Categories: South Africa
| On 6 years ago

‘Haunted’ Kempton hospital to be demolished after 22 years

By CNS Reporter

It recently emerged that R127 million has been allocated to demolish the 350-bed Kempton Park Hospital that closed its doors on Boxing Day in 1996, leaving behind state-of-the-art equipment worth millions as well as thousands of confidential patient files, Alberton Record reports.

This comes after years of indecision on the part of government about whether it should be renovated and reopened or demolished.

READ MORE: Africa’s brain drain bad for our health

The hospital, said to be haunted, was closed by the government, seemingly without an explanation. Numerous promises over the years of breathing new life into the once-thriving, top-class medical facility amounted to nothing.

Empty promises

  • In 2006, plans to reopen the hospital were discussed, but there seems to have been a controversy around the tender processes.
  • In 2008, the Gauteng health department said it would make provisions in its 2010/11 budget to reopen the hospital as a 270-bed facility in a private-public partnership. A feasibility study, however, showed it would cost at least R350 million to reopen it as a 210-bed private facility.
  • In 2012, the department committed itself to renovating the hospital, promising to spend R244 million on the revamp.
  • Construction was supposed to have started in March 2013, and the revamp was to have been completed by July 2014, but nothing came of it.
  • In May 2016, Kempton Express reported the then health MEC Qedani Mahlangu had indicated the hospital would be demolished and that a new hospital would be built on the site, with work expected to start in 2017. This too did not happen.
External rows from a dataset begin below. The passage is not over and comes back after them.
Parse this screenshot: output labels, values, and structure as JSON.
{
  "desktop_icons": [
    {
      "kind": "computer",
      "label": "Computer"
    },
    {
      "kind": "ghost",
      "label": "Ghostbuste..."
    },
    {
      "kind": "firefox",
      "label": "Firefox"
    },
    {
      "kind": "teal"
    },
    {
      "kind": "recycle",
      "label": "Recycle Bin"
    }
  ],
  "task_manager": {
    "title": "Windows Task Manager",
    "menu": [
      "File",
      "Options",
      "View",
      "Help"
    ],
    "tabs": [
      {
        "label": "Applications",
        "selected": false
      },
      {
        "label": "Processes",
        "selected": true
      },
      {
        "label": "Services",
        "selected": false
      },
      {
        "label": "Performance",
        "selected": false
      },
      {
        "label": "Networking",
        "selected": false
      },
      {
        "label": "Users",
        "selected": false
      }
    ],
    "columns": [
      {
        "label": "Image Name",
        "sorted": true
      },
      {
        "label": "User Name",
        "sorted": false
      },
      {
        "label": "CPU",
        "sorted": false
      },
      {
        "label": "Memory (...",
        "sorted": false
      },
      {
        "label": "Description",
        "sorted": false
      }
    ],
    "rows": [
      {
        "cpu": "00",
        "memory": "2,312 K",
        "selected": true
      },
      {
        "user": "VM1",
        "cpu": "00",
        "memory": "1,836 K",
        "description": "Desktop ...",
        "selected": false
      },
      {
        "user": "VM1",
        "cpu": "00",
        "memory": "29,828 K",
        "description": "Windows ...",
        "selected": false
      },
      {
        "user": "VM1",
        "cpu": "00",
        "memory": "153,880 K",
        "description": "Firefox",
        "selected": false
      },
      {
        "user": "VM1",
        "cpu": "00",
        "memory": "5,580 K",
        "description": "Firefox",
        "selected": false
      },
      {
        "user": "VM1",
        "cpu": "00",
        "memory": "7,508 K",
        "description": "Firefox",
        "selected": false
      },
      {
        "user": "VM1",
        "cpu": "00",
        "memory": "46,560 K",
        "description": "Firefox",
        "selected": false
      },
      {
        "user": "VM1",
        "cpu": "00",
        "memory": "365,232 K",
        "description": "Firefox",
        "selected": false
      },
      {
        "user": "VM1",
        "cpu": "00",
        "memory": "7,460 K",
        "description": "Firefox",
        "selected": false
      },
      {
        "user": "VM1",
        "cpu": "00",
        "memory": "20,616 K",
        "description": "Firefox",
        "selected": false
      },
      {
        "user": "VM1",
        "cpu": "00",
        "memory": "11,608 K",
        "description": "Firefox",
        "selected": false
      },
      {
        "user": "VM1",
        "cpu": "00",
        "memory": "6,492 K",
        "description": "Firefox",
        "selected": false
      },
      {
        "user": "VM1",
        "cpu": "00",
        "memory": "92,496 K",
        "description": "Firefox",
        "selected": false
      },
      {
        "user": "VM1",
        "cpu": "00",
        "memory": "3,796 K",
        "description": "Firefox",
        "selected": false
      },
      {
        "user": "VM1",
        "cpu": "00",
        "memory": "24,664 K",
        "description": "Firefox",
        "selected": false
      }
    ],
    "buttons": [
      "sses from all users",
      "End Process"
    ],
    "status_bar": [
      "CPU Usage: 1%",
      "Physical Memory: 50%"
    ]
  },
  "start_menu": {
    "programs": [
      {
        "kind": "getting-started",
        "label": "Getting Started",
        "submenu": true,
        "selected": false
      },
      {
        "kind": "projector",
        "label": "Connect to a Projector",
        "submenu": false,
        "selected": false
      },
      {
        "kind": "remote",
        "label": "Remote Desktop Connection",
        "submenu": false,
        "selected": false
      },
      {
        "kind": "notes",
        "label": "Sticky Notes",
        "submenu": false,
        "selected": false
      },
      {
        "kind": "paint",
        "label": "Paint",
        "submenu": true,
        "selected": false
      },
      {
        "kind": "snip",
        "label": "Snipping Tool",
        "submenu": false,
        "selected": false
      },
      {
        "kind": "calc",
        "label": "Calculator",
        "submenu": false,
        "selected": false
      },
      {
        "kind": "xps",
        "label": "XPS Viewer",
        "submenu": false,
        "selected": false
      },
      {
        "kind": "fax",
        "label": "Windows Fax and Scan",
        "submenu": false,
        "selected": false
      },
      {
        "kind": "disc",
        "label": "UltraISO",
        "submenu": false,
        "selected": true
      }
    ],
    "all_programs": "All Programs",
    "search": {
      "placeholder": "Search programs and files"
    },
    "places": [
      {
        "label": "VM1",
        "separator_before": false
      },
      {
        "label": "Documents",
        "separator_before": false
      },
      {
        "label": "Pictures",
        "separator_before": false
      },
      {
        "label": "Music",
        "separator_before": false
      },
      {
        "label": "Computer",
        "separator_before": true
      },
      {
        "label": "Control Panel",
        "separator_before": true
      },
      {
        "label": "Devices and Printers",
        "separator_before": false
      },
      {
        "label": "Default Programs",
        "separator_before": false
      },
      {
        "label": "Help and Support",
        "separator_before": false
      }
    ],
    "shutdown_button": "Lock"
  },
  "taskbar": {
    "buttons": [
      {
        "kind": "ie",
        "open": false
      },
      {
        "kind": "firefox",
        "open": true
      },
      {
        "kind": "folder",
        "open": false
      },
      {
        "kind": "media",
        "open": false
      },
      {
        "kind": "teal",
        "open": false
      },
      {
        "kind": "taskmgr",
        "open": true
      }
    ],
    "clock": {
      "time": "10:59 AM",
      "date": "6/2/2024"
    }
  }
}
Easing the strain on Tembisa and Edenvale hospitals

Reopening the hospital would have eased the strain on the nearby Tembisa and Edenvale hospitals, with their high inflows of patients. The excuse for closing the hospital in 1996 was low-patient intake. Mahlangu said the hospital had been shut down because it was underutilised.

“You will be aware that there was a time when we had an oversupply of health facilities for one reason or the other – that’s when the facility was closed down. But now we definitely need those facilities.”

WATCH: Kempton Park Hospital – Abandoned

Gauteng government closed or downgraded nearly a third of its hospitals in 1996

The provincial health department closed three hospitals, converted seven into clinics, redeployed 6 000 employees and axed 2 500 staff in order to “cut costs and redistribute resources more equitably”.

The hospitals affected were Andrew McColm in Pretoria, Kempton Park and the Westfort psychiatric hospital in Pretoria. Those to be downgraded were Hillbrow, Lenasia, Nigel, Willem Cruywagen, Hendrik van der Bijl, Laudium and Ontdekkers.

At the time, the University of the Witwatersrand’s faculty of health sciences established a task team to investigate the closure plans. Faculty dean Max Price concluded the plans were “outrageous”.

“There’s been a loss of faith in the planning process,” he said to the Mail & Guardian at the time. “They haven’t checked the facts and they haven’t heard people’s opinions.”

Ghost hunts

Over the years, teenagers, paranormal enthusiasts and others fascinated by the hospital and its history have reportedly bribed security guards to let them into the building at night.

Ronald Hart, who was born in Kempton Park Hospital in 1991, is fascinated with the place, and has visited it often. He runs a Facebook group called A true history of the untold – Kempton Park Hospital, where people share stories of the hospital and upload pictures of their expeditions to the hospital.

After midnight on a Saturday in 2011, the front doors of the hospital were reported to be wide open as long as you paid the R40 “entrance fee”, kept your torch down near windows and didn’t make too much noise.

“Let’s just be honest – the ghost stories and stuff … that’s not true. The untold stories, that’s what I’m looking for,” Hart said to The Star in 2011.

In March 2013, Triangle Paranormal Investigators conducted a “paranormal scouting expedition” for evidence of paranormal activity or ghosts. Several EVPs (Electronic Voice Phenomena) can be heard, including screams and breathing.